Ewell murió a causa de las complicaciones de sus amputaciones el 4 de abril de 1996 y fue enterrado en Lancaster. Le sobrevivieron su esposa, Duella, y sus cuatro hijos.

Si a Ewell se le hubiera permitido competir a nivel olímpico como un atleta más joven, no hay duda de que habría sido un contendiente favorito por al menos una medalla de oro en los eventos de velocidad. Noticias de pista y campo de EE. UU. nombró a Ewell uno de los diez mejores velocistas de todos los tiempos, y fue nombrado al Salón de la Fama del Atletismo en 1986. Sus logros de toda la vida fueron honrados en el medio tiempo durante el juego de baloncesto masculino Penn State-Wisconsin el 17 de febrero de 1995, y Goffberg ha establecido una beca de $ 25,000 a nombre de Ewell en Penn State. Además, el Penn State Sports Hall of Fame tendrá una sección que lleva el nombre de Ewell.

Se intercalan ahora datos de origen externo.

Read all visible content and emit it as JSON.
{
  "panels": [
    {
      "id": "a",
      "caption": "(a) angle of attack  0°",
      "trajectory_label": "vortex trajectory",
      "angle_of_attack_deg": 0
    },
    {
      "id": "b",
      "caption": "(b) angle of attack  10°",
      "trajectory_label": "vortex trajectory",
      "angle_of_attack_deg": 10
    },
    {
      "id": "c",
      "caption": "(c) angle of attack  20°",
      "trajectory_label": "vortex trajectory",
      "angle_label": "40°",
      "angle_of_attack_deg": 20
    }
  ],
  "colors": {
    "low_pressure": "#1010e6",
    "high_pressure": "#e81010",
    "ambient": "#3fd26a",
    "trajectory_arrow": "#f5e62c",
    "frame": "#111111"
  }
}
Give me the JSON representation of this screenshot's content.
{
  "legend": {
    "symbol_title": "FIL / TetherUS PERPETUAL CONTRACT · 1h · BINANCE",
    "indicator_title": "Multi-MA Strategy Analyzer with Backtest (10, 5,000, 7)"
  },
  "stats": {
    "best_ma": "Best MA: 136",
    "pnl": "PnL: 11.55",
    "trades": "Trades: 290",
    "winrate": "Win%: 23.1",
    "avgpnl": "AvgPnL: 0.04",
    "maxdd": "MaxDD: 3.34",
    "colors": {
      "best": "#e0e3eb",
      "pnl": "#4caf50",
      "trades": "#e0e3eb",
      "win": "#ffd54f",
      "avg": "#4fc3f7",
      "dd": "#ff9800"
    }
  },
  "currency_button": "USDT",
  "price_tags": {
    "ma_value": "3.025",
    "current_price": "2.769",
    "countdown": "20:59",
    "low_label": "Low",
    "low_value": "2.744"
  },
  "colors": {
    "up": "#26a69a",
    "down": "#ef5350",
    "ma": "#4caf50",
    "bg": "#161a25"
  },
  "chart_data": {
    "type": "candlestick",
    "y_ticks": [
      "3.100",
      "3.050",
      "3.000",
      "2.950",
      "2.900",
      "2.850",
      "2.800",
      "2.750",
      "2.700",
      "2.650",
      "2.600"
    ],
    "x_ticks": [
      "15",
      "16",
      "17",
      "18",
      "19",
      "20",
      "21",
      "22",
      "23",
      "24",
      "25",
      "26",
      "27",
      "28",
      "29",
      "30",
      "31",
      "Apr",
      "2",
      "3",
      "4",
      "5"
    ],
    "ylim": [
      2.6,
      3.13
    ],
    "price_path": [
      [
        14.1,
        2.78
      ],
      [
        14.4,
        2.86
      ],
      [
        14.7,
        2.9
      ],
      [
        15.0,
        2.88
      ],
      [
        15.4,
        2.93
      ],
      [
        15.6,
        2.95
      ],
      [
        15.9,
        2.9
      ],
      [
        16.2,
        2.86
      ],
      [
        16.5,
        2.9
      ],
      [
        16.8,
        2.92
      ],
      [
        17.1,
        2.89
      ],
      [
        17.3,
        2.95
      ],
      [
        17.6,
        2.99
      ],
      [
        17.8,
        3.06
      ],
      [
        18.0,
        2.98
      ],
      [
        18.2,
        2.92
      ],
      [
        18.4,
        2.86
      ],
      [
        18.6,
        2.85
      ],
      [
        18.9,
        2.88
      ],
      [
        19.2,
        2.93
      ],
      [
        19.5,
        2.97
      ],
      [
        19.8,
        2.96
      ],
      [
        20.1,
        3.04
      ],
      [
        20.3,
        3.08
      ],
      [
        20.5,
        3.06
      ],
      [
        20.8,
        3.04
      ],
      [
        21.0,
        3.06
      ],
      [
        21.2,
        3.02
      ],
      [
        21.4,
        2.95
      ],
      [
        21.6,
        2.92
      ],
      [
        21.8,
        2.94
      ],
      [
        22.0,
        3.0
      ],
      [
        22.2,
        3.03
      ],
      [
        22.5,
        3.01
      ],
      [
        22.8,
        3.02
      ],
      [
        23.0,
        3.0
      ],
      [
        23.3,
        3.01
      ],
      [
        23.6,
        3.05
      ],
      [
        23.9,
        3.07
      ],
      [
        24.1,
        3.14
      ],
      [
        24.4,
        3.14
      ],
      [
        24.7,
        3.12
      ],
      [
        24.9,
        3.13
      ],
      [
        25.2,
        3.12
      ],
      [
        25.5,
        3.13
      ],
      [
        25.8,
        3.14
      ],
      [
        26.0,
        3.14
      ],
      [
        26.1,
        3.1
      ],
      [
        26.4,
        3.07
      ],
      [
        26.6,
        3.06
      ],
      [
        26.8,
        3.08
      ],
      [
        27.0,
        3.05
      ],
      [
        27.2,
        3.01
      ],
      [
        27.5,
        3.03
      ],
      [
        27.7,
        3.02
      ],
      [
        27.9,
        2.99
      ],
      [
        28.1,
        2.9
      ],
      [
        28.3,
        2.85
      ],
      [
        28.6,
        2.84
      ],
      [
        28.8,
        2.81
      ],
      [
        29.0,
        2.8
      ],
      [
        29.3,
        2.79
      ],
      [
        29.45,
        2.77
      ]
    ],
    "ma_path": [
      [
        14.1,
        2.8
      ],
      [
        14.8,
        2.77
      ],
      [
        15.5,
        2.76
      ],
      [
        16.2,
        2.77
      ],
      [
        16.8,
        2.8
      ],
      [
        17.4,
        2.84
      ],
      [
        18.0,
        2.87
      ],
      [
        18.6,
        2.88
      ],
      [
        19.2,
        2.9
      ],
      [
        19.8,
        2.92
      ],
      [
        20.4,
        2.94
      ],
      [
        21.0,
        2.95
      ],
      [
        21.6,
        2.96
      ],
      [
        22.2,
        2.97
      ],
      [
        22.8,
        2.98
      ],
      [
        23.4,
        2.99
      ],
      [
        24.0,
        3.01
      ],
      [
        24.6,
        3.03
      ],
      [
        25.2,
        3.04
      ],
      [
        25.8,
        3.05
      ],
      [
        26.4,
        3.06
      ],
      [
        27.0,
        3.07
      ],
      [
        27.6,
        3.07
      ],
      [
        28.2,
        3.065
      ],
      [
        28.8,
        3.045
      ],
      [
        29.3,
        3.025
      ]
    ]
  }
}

No hay una biografía completa de la carrera como corredor de Ewell. Artículos breves sobre Ewell aparecen en RL Quercetani Una historia mundial del atletismo de pista y campo, 1864–1964 (1964), Reid M. Hanley Quién es quién en pista y campo (1973) y Bill Mallon, Ian Buchanan y Jeffrey Tishman Búsqueda de oro (1984). Es difícil encontrar material detallado sobre la vida y los logros de Ewell; las mejores fuentes son los artículos publicados en Penn State Colegial digital (5 de abril de 1996 y 2 de mayo de 1997). Un obituario de Kevin Gorman está en Colegial digital (5 de abril de 1996).